Impacto social y debate político
El anuncio del ERE y su posterior reducción han reavivado el debate político y social sobre el impacto de la inteligencia artificial en el empleo. Desde distintas administraciones y partidos políticos se ha subrayado la necesidad de anticiparse a estos cambios mediante políticas activas de empleo, formación continua y regulación adecuada del uso de la IA.
En Cataluña, el caso de Amazon ha sido utilizado como ejemplo de los riesgos de una transición tecnológica mal gestionada. Al mismo tiempo, se ha insistido en la importancia de mantener la competitividad y la capacidad de atraer inversiones, en un equilibrio complejo entre innovación y protección social.
Un futuro incierto, pero inevitablemente tecnológico
Para los 791 trabajadores que finalmente saldrán de Amazon en Barcelona, el acuerdo alcanzado no elimina la incertidumbre, aunque sí ofrece mejores condiciones para afrontar una nueva etapa profesional.
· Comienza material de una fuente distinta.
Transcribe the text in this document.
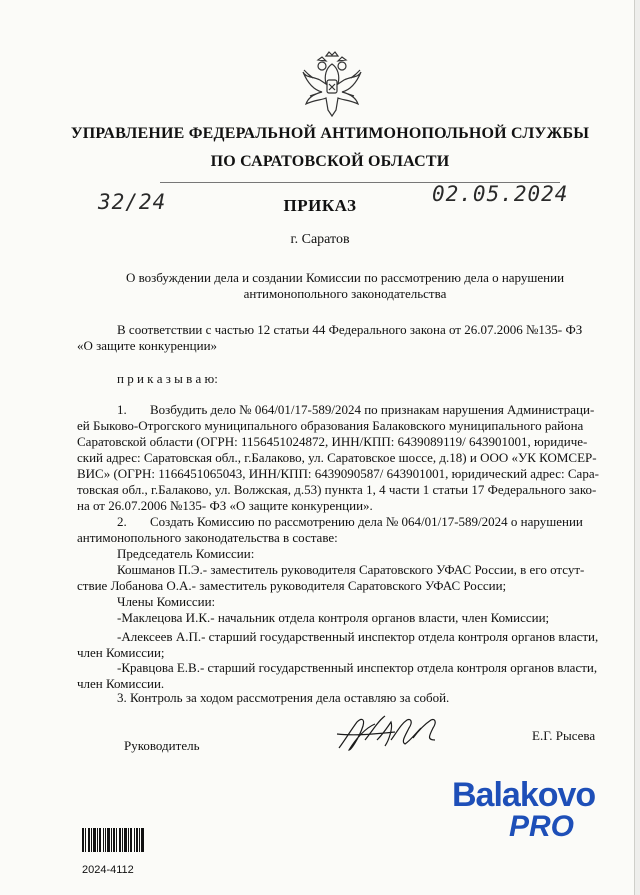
УПРАВЛЕНИЕ ФЕДЕРАЛЬНОЙ АНТИМОНОПОЛЬНОЙ СЛУЖБЫ
ПО САРАТОВСКОЙ ОБЛАСТИ
32/24	02.05.2024
ПРИКАЗ
г. Саратов
О возбуждении дела и создании Комиссии по рассмотрению дела о нарушении
антимонопольного законодательства
В соответствии с частью 12 статьи 44 Федерального закона от 26.07.2006 №135- ФЗ
«О защите конкуренции»
п р и к а з ы в а ю:
1. Возбудить дело № 064/01/17-589/2024 по признакам нарушения Администраци-
ей Быково-Отрогского муниципального образования Балаковского муниципального района
Саратовской области (ОГРН: 1156451024872, ИНН/КПП: 6439089119/ 643901001, юридиче-
ский адрес: Саратовская обл., г.Балаково, ул. Саратовское шоссе, д.18) и ООО «УК КОМСЕР-
ВИС» (ОГРН: 1166451065043, ИНН/КПП: 6439090587/ 643901001, юридический адрес: Сара-
товская обл., г.Балаково, ул. Волжская, д.53) пункта 1, 4 части 1 статьи 17 Федерального зако-
на от 26.07.2006 №135- ФЗ «О защите конкуренции».
2. Создать Комиссию по рассмотрению дела № 064/01/17-589/2024 о нарушении
антимонопольного законодательства в составе:
Председатель Комиссии:
Кошманов П.Э.- заместитель руководителя Саратовского УФАС России, в его отсут-
ствие Лобанова О.А.- заместитель руководителя Саратовского УФАС России;
Члены Комиссии:
-Маклецова И.К.- начальник отдела контроля органов власти, член Комиссии;
-Алексеев А.П.- старший государственный инспектор отдела контроля органов власти,
член Комиссии;
-Кравцова Е.В.- старший государственный инспектор отдела контроля органов власти,
член Комиссии.
3. Контроль за ходом рассмотрения дела оставляю за собой.
Руководитель
Е.Г. Рысева
Balakovo
PRO
2024-4112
Para la empresa, el ajuste supone un paso más en su estrategia de adaptación a un entorno cada vez más dominado por la inteligencia artificial y la automatización.
Más allá del caso concreto, el ERE se convierte en un símbolo de los profundos cambios que atraviesa el mundo del trabajo. La reducción de despidos pactada demuestra que el diálogo social puede amortiguar el impacto de estas transformaciones, pero también pone de manifiesto que la revolución tecnológica ya no es una promesa futura, sino una realidad con consecuencias directas sobre miles de empleos.
En este nuevo escenario, la capacidad de adaptación —tanto de las empresas como de los trabajadores y de las instituciones— será clave para determinar si la inteligencia artificial se traduce en una oportunidad de progreso compartido o en una fuente de desigualdad creciente. El caso de Amazon en Barcelona es, en este sentido, una advertencia y un anticipo de los desafíos que están por venir.